The move required, Hill says, a “paradigm shift” from being in government practice, where you were expected to do everything yourself, to a private firm, where “associates were upset with me because I was doing work I should have been giving them so they could fulfill their billable budget. My job as a partner was to create work and push it down to the paralegals, the young associates, the junior partners, rather than being a jack of all trades,” he says.
The other shift was just as dramatic. When Hill got his first paycheck, he headed down the hall to talk to the head of the litigation department. He saw Hill coming and explained to him that partners would receive a minimum draw for 10 months, and then two big paychecks at the end of the fiscal year. “He noticed I was just sitting there looking at him, and he said, ‘Wasn’t that your question?'” Hill recalls. “I said, ‘Quite frankly, I thought I had gotten overpaid here. This is more money than I have ever seen in one paycheck.'” When he got home, Hill remembers, it was “the first time in 18 years I paid all the bills.”

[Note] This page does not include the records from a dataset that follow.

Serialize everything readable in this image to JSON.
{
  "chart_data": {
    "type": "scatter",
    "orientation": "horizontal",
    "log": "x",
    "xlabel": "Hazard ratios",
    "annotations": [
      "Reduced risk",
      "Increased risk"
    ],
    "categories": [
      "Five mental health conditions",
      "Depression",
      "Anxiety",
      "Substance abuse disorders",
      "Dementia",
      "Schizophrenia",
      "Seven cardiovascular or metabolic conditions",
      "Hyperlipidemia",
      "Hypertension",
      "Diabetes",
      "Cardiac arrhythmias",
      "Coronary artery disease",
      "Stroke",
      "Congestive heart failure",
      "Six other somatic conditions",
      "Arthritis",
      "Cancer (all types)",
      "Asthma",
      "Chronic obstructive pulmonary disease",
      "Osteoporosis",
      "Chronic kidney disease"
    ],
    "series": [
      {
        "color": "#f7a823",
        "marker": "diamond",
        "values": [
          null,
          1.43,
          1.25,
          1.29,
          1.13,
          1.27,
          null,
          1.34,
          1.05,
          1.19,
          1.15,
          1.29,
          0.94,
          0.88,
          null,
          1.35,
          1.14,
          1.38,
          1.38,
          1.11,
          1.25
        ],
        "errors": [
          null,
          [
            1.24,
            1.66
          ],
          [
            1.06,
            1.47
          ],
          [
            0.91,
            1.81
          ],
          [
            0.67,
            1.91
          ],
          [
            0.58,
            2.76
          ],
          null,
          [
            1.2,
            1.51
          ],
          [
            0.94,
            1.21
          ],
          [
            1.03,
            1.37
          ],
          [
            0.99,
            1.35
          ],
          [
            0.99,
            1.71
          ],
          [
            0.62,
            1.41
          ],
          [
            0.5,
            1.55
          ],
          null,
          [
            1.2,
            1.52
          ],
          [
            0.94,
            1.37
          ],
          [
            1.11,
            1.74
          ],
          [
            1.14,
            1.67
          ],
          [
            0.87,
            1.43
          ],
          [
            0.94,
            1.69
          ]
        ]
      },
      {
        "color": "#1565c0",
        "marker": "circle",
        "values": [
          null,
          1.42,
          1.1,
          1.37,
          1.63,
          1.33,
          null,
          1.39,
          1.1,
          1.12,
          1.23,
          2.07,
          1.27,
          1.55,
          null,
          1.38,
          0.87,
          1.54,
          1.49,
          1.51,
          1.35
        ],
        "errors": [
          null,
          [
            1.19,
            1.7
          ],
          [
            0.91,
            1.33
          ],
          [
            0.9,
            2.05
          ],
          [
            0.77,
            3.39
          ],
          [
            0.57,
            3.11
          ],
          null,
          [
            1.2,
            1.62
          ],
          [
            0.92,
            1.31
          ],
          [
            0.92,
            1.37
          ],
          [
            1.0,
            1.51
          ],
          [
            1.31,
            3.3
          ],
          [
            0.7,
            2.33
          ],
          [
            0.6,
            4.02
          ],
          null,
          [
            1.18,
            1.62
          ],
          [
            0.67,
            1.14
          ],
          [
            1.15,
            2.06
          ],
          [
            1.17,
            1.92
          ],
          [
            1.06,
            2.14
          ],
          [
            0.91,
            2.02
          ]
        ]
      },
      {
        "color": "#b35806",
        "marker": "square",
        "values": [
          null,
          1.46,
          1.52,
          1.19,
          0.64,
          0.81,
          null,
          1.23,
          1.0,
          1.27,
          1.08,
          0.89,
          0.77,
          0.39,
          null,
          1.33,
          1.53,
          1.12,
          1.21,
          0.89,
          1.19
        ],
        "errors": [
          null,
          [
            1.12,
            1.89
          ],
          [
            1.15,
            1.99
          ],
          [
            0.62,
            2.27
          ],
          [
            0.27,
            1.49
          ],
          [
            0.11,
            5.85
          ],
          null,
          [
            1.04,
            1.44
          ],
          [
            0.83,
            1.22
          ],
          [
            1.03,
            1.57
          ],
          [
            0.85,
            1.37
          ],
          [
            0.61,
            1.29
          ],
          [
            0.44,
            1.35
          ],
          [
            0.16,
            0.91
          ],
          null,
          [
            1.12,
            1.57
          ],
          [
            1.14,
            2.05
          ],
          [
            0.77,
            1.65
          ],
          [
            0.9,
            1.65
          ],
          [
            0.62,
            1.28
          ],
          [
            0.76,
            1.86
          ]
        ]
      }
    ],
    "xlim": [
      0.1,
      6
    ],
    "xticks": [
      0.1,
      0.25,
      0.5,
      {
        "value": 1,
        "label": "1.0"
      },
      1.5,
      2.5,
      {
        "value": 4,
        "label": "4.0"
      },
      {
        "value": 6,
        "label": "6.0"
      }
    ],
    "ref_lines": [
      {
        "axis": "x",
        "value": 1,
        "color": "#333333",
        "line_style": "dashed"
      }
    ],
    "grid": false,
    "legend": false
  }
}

He remained at Paul Hastings nine years until Ashe and Nancy Rafuse, who had left Paul Hastings, persuaded him to join their new firm. “This guy has one of the best sets of trial skills and courtroom judgment I’ve ever seen,” says Ashe, who was eager for Hill to make the move. But Hill hesitated. “It was a bad time for me, because now my youngest daughter had been accepted to W&L. I had no idea what my money was going to look like, so I said I couldn’t come,” he says. “But as the year went on I thought about it. My daddy used to tell me, if your ship is going to run aground, run your own ship aground. And I think I wanted a smaller environment. Maybe subconsciously I was harkening back to the AG’s office. I wanted a more intimate family.” In 2004, almost a year after the firm was founded, Hill joined Ashe & Rafuse.
Hill still loves to try complex cases and still loves his time in front of a jury—once he gets over his initial nervousness. “I figure the day I can stand in front of a jury when I first get on my feet and not be nervous, it’s time for me to think about winding out of the practice,” he says. His coping method? He pretends he’s talking to his mother’s best friend, Juanita.
“[I imagine] my mama says, ‘Juanita, my son William is going to try this case tomorrow morning. William, tell Juanita about this case.’ So I keep in mind that I’m not talking to 12 lawyers. I’m talking to Juanita. Juanita doesn’t want to know about any case precedent. She wants to know the story.”
Hill is still a man who can’t wait. Last November, he witnessed something he, and most people in his generation, thought they’d never live to see: a black man, another man who wouldn’t wait, elected president of the United States. “Time is moving,” Hill says, “but I’m still impatient with a lot of things—not just the progress of African Americans and Hispanics, but how we deal with children, old people, those living below the poverty line. We have too much talent in this country not to be able to solve these problems.”